Like the other experts in our story, Sidd Shah, vice president for product & business growth at EHR company eClinicalWorks’ business unit healow health and former program lead for the New York City Health Department’s Primary Care Information Project (PCIP), has seen the burnout problem up close, and shares his thoughts on how to cool it down.
 
Patient burnout, Shah says, isn’t necessarily caused by the patient’s experiences in the doctor’s office; it could grow from related extrinsic anxieties, such as economic factors that the patient may relate to their ability to access care. “Or it could be about just finding the right physician opinion,” Shah says, “or taking too long to find an appointment, or the provider not being empathetic about the patient not being able to pay their medical bills.”
 
Expectedly, Shah suggests a role for technical solutions – for example, a “direct booking” solution for scheduling such as healow provides.
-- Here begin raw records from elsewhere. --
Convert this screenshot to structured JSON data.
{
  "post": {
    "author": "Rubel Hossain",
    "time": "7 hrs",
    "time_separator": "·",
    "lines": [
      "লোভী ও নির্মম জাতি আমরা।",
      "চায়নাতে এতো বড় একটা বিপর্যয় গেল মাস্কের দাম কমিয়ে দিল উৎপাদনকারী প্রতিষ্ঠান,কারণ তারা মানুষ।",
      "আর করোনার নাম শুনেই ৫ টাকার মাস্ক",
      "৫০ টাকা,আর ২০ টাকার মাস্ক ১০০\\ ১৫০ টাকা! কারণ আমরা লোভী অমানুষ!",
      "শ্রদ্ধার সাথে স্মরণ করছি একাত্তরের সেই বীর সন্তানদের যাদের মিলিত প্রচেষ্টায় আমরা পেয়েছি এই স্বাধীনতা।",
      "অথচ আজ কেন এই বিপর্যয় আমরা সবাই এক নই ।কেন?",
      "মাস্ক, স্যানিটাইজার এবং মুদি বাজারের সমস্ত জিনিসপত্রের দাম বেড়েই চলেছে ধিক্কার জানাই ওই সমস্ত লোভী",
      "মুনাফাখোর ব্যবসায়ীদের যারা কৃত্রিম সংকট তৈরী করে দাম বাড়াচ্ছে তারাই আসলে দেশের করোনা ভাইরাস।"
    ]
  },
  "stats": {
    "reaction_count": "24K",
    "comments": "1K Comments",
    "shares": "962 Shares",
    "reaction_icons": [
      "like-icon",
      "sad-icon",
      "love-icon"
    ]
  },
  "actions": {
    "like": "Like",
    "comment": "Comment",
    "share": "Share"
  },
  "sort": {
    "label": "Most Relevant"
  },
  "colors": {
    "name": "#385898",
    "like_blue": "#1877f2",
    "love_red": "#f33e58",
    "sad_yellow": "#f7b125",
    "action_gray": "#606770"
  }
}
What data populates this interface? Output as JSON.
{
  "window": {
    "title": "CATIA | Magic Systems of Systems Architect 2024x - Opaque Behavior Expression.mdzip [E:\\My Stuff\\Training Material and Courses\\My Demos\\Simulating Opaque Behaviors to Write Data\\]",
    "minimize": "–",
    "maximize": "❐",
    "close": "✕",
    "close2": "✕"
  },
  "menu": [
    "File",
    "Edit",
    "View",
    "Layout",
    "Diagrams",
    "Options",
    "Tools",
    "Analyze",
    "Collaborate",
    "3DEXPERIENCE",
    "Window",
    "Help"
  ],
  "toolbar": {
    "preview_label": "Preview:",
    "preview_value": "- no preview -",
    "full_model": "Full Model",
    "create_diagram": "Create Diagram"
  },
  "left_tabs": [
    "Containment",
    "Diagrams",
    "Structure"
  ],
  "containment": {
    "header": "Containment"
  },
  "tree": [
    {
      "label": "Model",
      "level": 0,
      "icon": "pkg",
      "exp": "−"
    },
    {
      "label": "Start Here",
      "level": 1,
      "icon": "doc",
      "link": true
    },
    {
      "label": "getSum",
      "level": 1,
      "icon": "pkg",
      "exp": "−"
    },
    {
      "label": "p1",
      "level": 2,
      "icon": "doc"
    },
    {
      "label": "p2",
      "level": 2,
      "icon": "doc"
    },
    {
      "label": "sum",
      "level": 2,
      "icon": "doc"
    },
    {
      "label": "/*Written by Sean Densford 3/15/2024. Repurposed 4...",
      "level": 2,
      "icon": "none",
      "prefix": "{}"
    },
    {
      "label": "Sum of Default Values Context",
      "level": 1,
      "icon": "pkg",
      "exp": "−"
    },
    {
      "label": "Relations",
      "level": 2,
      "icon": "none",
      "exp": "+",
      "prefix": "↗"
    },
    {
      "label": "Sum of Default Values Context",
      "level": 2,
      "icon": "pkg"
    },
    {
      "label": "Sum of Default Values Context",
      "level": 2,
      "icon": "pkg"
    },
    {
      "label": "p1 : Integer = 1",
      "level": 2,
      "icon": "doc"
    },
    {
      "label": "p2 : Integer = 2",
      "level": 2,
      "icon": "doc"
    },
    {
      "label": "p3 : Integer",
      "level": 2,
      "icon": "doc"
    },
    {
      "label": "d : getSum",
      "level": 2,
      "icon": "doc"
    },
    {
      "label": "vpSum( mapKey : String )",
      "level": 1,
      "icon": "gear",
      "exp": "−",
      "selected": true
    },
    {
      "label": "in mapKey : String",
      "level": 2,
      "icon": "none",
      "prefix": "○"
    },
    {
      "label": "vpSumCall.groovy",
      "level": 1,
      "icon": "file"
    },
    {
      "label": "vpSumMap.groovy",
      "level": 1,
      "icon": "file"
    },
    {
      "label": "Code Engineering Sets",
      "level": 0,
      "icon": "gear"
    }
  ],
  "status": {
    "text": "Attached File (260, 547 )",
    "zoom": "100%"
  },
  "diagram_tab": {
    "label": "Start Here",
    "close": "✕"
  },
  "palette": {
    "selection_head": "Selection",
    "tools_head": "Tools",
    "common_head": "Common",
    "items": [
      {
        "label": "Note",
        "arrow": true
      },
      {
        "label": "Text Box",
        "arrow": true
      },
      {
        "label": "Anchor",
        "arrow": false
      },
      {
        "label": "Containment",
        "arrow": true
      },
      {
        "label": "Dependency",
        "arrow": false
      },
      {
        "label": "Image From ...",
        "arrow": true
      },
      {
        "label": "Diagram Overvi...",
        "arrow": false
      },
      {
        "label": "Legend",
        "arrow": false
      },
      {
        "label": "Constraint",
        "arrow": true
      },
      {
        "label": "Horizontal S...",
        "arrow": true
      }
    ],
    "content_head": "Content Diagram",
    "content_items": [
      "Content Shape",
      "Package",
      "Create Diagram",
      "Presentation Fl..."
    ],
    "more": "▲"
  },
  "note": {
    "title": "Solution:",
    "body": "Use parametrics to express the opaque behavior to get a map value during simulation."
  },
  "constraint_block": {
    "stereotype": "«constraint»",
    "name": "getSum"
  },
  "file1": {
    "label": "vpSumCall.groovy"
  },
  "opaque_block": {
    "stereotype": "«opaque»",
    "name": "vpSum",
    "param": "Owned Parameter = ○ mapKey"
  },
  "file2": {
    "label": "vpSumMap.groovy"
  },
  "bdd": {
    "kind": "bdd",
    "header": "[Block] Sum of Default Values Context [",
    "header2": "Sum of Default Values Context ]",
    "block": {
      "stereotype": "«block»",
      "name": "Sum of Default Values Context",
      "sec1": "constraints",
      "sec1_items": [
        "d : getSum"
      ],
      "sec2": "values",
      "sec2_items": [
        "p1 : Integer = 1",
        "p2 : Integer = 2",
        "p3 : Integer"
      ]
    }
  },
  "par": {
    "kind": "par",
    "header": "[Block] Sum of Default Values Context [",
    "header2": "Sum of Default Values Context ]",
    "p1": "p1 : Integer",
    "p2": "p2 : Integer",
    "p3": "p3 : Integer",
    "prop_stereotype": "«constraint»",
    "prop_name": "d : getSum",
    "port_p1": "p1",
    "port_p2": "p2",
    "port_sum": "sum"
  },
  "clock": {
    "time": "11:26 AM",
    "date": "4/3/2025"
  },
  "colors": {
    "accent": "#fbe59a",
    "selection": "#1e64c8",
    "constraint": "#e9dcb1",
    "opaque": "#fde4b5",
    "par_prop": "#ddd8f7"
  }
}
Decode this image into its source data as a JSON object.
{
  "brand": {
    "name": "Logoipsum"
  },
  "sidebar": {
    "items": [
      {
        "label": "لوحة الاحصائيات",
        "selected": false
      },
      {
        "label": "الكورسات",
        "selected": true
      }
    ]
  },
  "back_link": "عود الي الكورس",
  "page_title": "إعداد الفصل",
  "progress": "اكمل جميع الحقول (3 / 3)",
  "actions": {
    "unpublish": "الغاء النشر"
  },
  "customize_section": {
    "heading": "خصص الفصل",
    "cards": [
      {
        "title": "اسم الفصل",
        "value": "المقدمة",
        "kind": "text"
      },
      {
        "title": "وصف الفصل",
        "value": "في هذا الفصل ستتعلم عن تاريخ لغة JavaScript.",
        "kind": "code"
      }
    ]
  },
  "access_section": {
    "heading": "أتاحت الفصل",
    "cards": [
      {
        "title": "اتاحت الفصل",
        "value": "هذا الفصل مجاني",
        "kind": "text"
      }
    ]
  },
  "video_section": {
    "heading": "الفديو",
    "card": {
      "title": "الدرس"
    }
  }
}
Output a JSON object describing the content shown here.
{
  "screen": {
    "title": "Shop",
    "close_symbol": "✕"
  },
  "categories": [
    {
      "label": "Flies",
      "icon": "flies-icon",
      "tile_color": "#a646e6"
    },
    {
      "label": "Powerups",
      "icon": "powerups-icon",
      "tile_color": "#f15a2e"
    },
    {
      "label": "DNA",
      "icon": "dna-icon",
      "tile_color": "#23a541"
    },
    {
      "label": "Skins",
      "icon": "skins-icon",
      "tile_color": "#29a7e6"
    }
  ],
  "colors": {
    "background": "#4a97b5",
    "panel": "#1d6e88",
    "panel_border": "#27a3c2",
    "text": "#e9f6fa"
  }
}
This prevents the confusion of competing appointment streams, he says, where “you as a consumer go to something-dot-com or to your app, and when you book you're not looking at the same schedule as the provider, and some other patient might be on the phone or on another site booking an appointment.
 
Shah is also a fan of patient self-check-in: “It instills a sense of control and removes [the] paper process of filling [out] forms,” he says. It also “gives providers more time to spend with patients vs. on systems and data entry.”
 
Also, “timely messaging to the patients on the day of or day prior to the appointment” and “televisits between in-person visits if schedules are heavily booked [so] patients are not waiting too long to be seen” are other ways to use tech to ease stress that can lead to patient burnout, Shah says.